33.1(a); In re C.L., 930 S.W.2d 935, 937 (Tex.App.--Houston [14th Dist.] 1996,
no writ); see also Valencia v. State, 946 S.W.2d 81, 82- 83 (Tex.Crim.App.1997).
We also note that, contrary to J.L.R.'s argument, there was evidence to support
the prosecution's assertion. J.L.R.'s probation officer testified that two
people who had worked on J.L.R.'s case told him that J.L.R. had a history of
starting fires when he was younger. Although J.L.R. argues on appeal that this
testimony was hearsay, this argument is waived because it was not made at the
disposition hearing. See Tex.R.App.P. 33.1(a); In re K.P.S., 840 S.W.2d 706, 709
(Tex .App.--Corpus Christi 1992, no writ) (holding that to preserve error for
appeal, an objection must be made before the evidence is admitted). We overrule
the third point of error.
GANG TESTIMONY
In his fourth point of error, J.L.R. argues the trial court erred by admitting
evidence that he was a gang member because admission of the evidence violated
his right to free association. J.L.R. failed to object each time a reference was
made to his gang membership, and when he did object, he did not object on the
basis of his right to free association. Accordingly, any error is waived. See
Tex.R .App.P. 33.1(a); In re G.M.P., 909 S.W.2d 198, 205-06 (Tex.App.--Houston
[14th Dist.] 1995, no writ). We overrule the fourth point of error.
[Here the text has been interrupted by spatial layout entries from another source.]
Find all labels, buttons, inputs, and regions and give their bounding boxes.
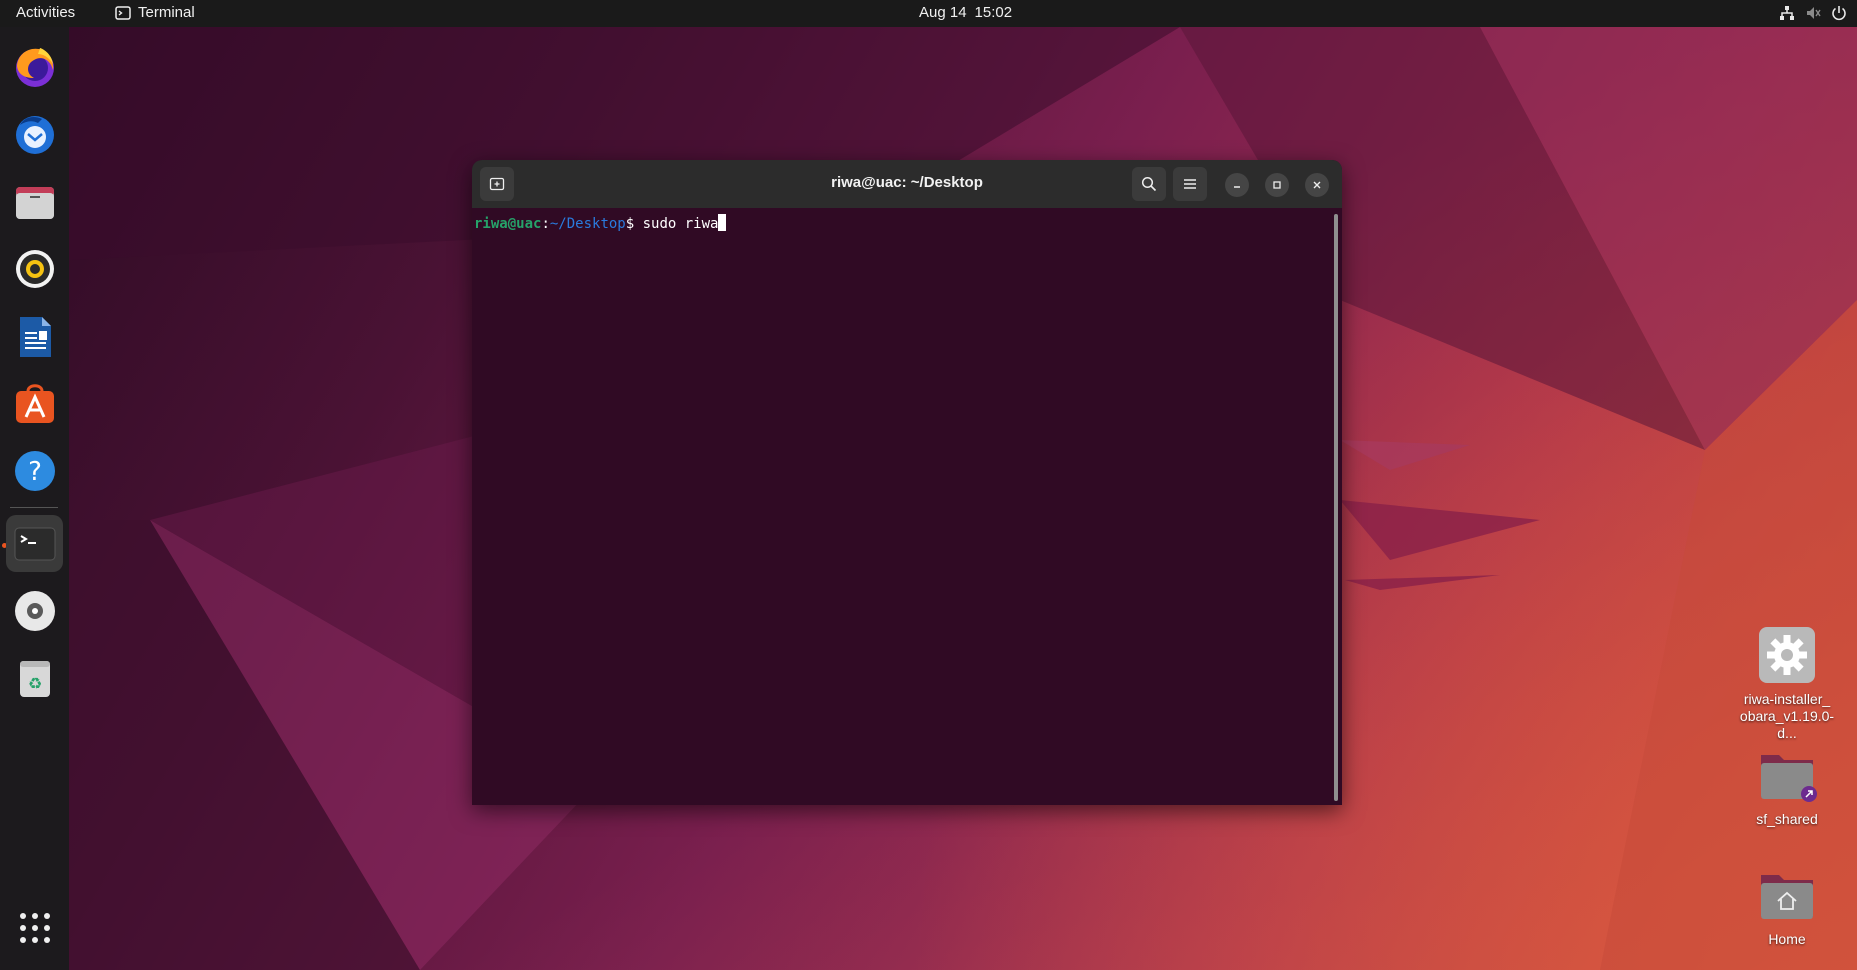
dock-help[interactable]: ? (6, 442, 63, 499)
thunderbird-icon (15, 115, 54, 154)
show-apps-button[interactable] (6, 899, 63, 956)
dock-trash[interactable]: ♻ (6, 649, 63, 706)
svg-text:♻: ♻ (27, 674, 41, 693)
help-icon: ? (14, 450, 55, 491)
clock[interactable]: Aug 14 15:02 (919, 4, 1012, 21)
close-button[interactable] (1305, 173, 1329, 197)
svg-text:?: ? (28, 457, 42, 487)
system-tray[interactable] (1779, 5, 1847, 21)
menu-button[interactable] (1173, 167, 1207, 201)
maximize-button[interactable] (1265, 173, 1289, 197)
search-button[interactable] (1132, 167, 1166, 201)
dock-firefox[interactable] (6, 38, 63, 95)
app-menu[interactable]: Terminal (115, 4, 195, 21)
terminal-icon (14, 527, 55, 560)
top-bar: Activities Terminal Aug 14 15:02 (0, 0, 1857, 27)
terminal-title: riwa@uac: ~/Desktop (831, 174, 983, 191)
close-icon (1313, 181, 1321, 189)
command-text: sudo riwa (634, 216, 719, 232)
terminal-window[interactable]: riwa@uac: ~/Desktop riwa@uac:~/Desktop$ … (472, 160, 1342, 805)
text-cursor (718, 214, 727, 231)
maximize-icon (1273, 181, 1281, 189)
minimize-icon (1234, 186, 1240, 188)
dock-terminal[interactable] (6, 515, 63, 572)
power-icon[interactable] (1831, 5, 1847, 21)
minimize-button[interactable] (1225, 173, 1249, 197)
hamburger-icon (1184, 179, 1196, 189)
rhythmbox-icon (15, 249, 54, 288)
clock-time: 15:02 (974, 4, 1013, 21)
prompt-symbol: $ (625, 216, 635, 232)
files-icon (15, 186, 54, 219)
disc-icon (14, 590, 55, 631)
writer-icon (19, 316, 51, 357)
prompt-user: riwa@uac (474, 216, 542, 232)
app-center-icon (15, 383, 54, 423)
clock-date: Aug 14 (919, 4, 967, 21)
trash-icon: ♻ (19, 660, 50, 697)
desktop-icon-home[interactable]: Home (1732, 865, 1842, 948)
desktop-icon-sf-shared[interactable]: sf_shared (1732, 745, 1842, 828)
dock-rhythmbox[interactable] (6, 240, 63, 297)
dock-disc[interactable] (6, 582, 63, 639)
dock-writer[interactable] (6, 308, 63, 365)
terminal-output[interactable]: riwa@uac:~/Desktop$ sudo riwa (472, 208, 1342, 805)
search-icon (1141, 176, 1157, 192)
desktop-icon-label: Home (1768, 931, 1806, 947)
terminal-header[interactable]: riwa@uac: ~/Desktop (472, 160, 1342, 208)
prompt-path: ~/Desktop (549, 216, 626, 232)
desktop-icon-label: sf_shared (1756, 811, 1818, 827)
dock-files[interactable] (6, 173, 63, 230)
app-grid-icon (19, 912, 50, 943)
home-folder-icon (1761, 875, 1813, 919)
scrollbar[interactable] (1334, 214, 1338, 801)
dock: ? ♻ (0, 27, 69, 970)
dock-app-center[interactable] (6, 375, 63, 432)
volume-muted-icon[interactable] (1805, 5, 1821, 21)
gear-icon (1759, 627, 1815, 683)
desktop-icon-installer[interactable]: riwa-installer_ obara_v1.19.0-d... (1732, 625, 1842, 742)
dock-thunderbird[interactable] (6, 105, 63, 162)
dock-separator (10, 507, 58, 508)
app-menu-label: Terminal (138, 4, 195, 21)
firefox-icon (15, 47, 54, 87)
terminal-small-icon (115, 5, 131, 20)
activities-button[interactable]: Activities (16, 4, 75, 21)
network-icon[interactable] (1779, 5, 1795, 21)
prompt-separator: : (541, 216, 550, 232)
desktop-icon-label: riwa-installer_ obara_v1.19.0-d... (1739, 691, 1835, 741)
folder-link-icon (1761, 755, 1817, 802)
FAILURE TO INFORM REGARDING SEALING RECORDS
In his fifth point of error, J.L.R. argues the trial court erred by failing to
inform him of the procedures for sealing his juvenile record. The Family Code
provides that at the conclusion of a disposition hearing, the court must inform
the juvenile of the procedures for the sealing of juvenile records. See
Tex.Fam.Code Ann. § 54.04(h)(2) (Vernon Supp.2000).
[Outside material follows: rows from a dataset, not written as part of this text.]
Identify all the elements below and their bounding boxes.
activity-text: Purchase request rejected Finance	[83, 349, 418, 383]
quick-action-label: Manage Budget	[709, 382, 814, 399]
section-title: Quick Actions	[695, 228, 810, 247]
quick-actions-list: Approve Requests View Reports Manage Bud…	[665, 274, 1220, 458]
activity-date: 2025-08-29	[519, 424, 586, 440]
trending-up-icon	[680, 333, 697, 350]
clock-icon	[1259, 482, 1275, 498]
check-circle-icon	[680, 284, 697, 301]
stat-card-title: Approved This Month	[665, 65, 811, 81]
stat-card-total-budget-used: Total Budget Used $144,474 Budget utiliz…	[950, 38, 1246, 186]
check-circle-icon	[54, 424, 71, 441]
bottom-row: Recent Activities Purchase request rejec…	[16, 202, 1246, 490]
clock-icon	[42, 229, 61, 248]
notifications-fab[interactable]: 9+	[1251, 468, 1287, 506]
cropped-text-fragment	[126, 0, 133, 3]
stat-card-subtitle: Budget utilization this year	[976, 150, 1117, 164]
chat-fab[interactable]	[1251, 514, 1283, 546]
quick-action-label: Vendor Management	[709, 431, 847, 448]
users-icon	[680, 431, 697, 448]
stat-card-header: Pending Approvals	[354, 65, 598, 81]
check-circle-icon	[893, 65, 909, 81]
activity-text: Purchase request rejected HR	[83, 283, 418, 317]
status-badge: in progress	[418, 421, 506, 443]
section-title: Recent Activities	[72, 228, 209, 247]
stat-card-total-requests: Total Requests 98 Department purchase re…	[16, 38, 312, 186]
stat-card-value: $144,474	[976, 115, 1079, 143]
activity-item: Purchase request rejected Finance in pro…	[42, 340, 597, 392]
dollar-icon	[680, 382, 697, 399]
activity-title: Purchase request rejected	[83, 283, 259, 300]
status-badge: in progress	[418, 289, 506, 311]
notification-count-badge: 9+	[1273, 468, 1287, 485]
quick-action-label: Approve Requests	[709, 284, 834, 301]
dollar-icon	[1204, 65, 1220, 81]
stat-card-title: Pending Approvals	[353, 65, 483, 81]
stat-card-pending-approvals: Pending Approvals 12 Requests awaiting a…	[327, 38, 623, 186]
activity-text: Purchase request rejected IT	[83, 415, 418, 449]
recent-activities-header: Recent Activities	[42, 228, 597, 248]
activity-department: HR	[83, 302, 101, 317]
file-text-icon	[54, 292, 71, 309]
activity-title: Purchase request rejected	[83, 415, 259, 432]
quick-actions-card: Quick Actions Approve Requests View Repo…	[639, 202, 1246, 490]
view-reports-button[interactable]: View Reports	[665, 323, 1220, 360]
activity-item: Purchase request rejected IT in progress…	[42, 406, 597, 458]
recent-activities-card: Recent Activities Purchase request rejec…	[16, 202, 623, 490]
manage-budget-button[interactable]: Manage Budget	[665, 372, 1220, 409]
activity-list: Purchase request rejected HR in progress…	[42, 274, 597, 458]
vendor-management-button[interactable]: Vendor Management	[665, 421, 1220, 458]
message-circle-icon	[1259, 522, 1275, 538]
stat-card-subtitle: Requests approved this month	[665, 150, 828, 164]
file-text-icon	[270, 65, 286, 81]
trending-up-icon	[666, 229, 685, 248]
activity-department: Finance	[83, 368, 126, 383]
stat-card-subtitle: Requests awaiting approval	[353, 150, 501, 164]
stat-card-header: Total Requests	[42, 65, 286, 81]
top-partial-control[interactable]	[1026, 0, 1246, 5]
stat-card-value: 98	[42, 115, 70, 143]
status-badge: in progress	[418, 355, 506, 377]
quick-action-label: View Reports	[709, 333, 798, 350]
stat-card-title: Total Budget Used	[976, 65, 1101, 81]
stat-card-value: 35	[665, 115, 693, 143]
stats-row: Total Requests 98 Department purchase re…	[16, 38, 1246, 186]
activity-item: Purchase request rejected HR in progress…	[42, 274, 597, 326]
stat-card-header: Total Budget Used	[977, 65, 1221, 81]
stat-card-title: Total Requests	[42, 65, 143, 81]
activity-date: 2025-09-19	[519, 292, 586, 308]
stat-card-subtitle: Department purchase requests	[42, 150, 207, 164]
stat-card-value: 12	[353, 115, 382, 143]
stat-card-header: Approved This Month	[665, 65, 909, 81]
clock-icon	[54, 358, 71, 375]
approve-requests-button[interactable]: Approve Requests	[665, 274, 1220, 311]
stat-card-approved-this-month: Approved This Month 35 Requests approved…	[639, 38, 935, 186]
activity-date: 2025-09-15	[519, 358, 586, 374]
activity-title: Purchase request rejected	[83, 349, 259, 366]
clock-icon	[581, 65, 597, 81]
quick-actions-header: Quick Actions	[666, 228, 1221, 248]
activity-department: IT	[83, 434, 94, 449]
We conclude that this failure was harmless error. We apply the civil harm
standard when reviewing the disposition phase of an indeterminate juvenile
sentencing proceeding. See In re D.V., 955 S.W.2d 379, 380 (Tex.App.--San
Antonio 1997, no pet.). Under the civil harm standard, an error requires
reversal only if it probably caused the rendition of an improper judgment or
probably prevented the appellant from properly presenting the case to this
court. See Tex.R.App.P. 44.1(a). The failure to inform J.L .R. of the procedure
for the sealing of his juvenile record could not have caused the rendition of an
improper judgment--the information has nothing to do with the merits of the case
and the failure to provide the information occurred after the court rendered its
disposition decision. Moreover, the failure to provide the information in no way
prevented J.L.R. from presenting the case to this court. Finding no reversible
error, we overrule the fifth point of error.